Minggu, 25 September 2011

Pemulung dan Sampah Rumah Tangga

Bandar Lampung - Tiga kresek berisi gelas dan botol plastik eks minuman kemasan akhirnya berhasil diserah terima- kan kepada pemulung. Barang-barang tersebut sengaja dikumpulkan tersendiri, karena selain “sedikit” ikut peduli terhadap lingkungan, itu bermanfaat pula buat orang lain, terutama pemulung.

Selanjutnya barang-barang tersebut di daur ulang oleh pabrik-pabrik di Pulau Jawa untuk dijadikan aneka produk baru. Setidaknya ini mengurangi penumpukan sampah anorganik yang memang sulit terurai di alam bebas.

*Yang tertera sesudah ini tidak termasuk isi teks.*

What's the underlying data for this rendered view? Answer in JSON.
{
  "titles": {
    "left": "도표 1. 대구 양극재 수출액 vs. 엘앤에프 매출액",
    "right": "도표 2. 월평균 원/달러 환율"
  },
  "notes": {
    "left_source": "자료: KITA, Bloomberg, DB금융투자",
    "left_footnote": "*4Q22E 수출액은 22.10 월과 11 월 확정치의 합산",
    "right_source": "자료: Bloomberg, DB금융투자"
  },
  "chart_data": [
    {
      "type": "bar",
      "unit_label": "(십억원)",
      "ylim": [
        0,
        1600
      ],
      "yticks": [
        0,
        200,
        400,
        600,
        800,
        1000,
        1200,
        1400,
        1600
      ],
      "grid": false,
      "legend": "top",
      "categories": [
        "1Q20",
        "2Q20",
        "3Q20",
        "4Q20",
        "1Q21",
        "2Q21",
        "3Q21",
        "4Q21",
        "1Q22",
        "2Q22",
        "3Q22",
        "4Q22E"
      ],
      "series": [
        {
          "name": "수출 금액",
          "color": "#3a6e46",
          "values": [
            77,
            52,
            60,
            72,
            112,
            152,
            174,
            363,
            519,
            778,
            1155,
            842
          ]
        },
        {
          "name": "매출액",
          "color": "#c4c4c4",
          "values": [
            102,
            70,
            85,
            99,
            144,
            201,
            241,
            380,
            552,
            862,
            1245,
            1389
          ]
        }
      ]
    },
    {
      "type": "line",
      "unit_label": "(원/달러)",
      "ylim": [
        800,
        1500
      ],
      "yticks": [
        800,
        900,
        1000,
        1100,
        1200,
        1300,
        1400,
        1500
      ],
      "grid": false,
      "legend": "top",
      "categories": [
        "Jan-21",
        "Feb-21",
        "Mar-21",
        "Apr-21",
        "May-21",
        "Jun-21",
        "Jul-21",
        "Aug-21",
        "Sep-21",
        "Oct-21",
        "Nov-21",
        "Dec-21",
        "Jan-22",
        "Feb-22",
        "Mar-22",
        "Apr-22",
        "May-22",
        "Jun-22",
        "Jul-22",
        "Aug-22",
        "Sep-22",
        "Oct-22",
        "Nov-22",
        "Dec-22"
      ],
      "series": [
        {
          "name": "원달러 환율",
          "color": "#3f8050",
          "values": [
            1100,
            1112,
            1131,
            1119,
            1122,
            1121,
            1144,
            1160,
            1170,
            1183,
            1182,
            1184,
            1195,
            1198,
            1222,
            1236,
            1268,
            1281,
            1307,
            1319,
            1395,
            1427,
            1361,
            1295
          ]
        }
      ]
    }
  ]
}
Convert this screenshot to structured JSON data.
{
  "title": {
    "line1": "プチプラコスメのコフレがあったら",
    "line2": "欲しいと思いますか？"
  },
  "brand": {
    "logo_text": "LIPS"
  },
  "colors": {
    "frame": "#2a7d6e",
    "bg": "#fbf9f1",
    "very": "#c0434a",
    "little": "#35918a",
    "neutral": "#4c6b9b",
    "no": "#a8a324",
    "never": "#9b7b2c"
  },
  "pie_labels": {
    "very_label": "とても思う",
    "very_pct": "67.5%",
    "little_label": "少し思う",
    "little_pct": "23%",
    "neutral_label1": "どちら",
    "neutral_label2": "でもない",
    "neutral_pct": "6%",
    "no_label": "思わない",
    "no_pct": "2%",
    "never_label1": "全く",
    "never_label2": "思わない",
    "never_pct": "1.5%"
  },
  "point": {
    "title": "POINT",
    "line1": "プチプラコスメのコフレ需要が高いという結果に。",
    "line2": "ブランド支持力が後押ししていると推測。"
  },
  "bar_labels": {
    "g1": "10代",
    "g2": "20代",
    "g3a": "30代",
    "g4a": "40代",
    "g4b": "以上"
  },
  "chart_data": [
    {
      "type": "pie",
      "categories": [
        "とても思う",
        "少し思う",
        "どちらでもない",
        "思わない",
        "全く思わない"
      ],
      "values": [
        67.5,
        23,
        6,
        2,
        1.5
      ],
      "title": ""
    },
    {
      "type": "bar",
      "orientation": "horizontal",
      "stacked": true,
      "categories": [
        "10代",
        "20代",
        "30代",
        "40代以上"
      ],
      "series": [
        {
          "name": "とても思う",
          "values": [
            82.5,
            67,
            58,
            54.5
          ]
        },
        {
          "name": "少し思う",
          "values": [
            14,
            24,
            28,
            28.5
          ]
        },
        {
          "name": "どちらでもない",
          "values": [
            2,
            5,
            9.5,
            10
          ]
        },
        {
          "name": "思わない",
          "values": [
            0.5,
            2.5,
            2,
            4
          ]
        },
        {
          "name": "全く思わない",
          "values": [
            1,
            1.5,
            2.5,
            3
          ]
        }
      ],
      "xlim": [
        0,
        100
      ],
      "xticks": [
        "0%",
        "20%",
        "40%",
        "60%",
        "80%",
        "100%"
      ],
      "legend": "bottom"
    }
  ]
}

Sang pemulung bergerobak kayu itu pun mengucapkan terima kasih. "Wah, terbalik Pak! Saya yang berterima kasih karena barang-barang ini enggak lagi jadi sarang nyamuk di tempat saya," ucap saya. "Iya ini kan enak sudah langsung dipilihin, biasanya harus ngorek-ngorek di tumpukan sampah," tukas pemulung tadi seraya mengucapkan terima kasih sekali lagi.  "Iya sama-sama Pak," kata saya.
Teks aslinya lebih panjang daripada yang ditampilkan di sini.